You knew this was coming: a horror movie about making a podcast. Horror movies do rely on sound more than most other genres, and it is a tantalizing challenge to use a visual medium to comment on a new medium that is so intensely aural. undertone does not meet that challenge in the end, but it is fascinating to watch it try. At any rate, it’s a found-footage horror flick where the footage is all audio, which makes it a different experience than most horror films.
Nina Kiri portrays Evangeline Babić, the host of a podcast called The Undertone, in which she and her co-host Justin (voiced by Adam DiMarco) dissect audio footage of possibly supernatural phenomena. She is recording the latest episode from her mother’s home, where her terminally ill mom (Michèle Duquet) is lying upstairs in a vegetative state. Maybe Evy’s just highly suggestible, all alone in a house where there are framed Bible verses on every wall and recording with Justin in the wee hours of the morning because he’s in Europe. Then again, maybe there actually is something in the house with her.
I can’t say enough about the sound design in this movie. The new episode of The Undertone concerns a mysterious email sent to Justin containing 10 audio files appearing to depict a man named Mike (voiced by Jeff Yung) recording his girlfriend Jessa (voiced by Keana Lyn Bastidas) at night to prove that she talks in her sleep. As she listens along with Justin while they’re recording, Evy becomes uncertain as to whether the noises she hears are on the files or actually in the house. Regardless of where they come from, they are plenty unsettling, as Jessa babbles with such intensity that Mike is audibly frightened. The files also contain unexplained sounds of a baby crying as well as kids singing children’s songs. All this will have maximum impact if you see this movie in a theater with good speakers.
First-time filmmaker Ian Tuason is a podcaster, and he filmed this movie in his own childhood home in Toronto, where, like Evy, he recorded new episodes of his pod in the dining room downstairs while caring for his dying parents. Unfortunately, the emotionally fraught setting comes to curiously little. Tuason is overly fond of panning the camera to empty, darkened places in the house while Evy is recording. While the trick is effective on the few occasions when it actually reveals something to see, he resorts to it too many times.
I kept expecting Evy’s ethnic heritage to come into play (like the actress portraying her, she is of Serbian descent), but it doesn’t. Over the course of the story, she discovers that she is pregnant much like Jessa, and that thematic note fails to add much to the proceedings. Tuason doesn’t explore the theory that Evy floats that the audio files are fakes created by hoaxers — after all, audio footage is easier to stage than video. Too late he introduces the idea that Justin is being stalked as well across the Atlantic.

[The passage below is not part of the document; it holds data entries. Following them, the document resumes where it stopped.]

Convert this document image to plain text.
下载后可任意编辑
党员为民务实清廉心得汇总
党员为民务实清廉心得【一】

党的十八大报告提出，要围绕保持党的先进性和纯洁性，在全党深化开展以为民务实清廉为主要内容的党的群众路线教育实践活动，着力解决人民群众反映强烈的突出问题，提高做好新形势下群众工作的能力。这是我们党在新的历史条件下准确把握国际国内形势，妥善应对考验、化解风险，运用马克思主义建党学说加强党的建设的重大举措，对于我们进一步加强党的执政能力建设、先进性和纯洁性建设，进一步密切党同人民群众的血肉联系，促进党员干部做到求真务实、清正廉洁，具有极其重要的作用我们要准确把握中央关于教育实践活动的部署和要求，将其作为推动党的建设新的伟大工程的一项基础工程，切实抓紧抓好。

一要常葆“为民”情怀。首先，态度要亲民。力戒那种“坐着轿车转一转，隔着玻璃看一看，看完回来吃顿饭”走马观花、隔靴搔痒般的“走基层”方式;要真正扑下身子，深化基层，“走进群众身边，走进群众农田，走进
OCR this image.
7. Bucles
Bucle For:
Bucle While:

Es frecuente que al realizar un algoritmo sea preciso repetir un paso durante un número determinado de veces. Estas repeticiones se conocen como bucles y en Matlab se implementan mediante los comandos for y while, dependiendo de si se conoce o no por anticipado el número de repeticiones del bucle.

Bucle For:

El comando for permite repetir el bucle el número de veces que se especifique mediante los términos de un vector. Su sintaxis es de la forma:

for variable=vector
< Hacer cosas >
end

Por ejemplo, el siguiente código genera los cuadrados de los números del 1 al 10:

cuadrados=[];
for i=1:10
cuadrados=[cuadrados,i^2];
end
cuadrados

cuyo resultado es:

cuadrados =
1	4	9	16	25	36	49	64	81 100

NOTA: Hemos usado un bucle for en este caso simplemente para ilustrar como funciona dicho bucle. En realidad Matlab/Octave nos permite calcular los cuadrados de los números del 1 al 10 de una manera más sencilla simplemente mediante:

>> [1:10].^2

Like the videotape in The Ring, the audio files of Mike and Jessa are designed to bring death to anyone who listens to them all the way through, and because it takes our podcast hosts the entire movie to do that, the movie loses a good bit of tension. All told, Peter Strickland’s 2012 film Berberian Sound Studio does better at creating fear primarily out of sound.
However, if undertone is another horror movie that’s all atmosphere, that atmosphere is pretty good for much of the time. With the help of a fine performance by Kiri, Tuason squeezes a great deal more out of his concept than one would expect. It stands to reason that there will be more movies about podcasts, so it’s good to have this movie that shows what cinema can do with it. Someone inspired by this will eventually do something better, I reckon.
undertone
Starring Nina Kiri and Michèle Duquet. Written and directed by Ian Tuason. Rated R.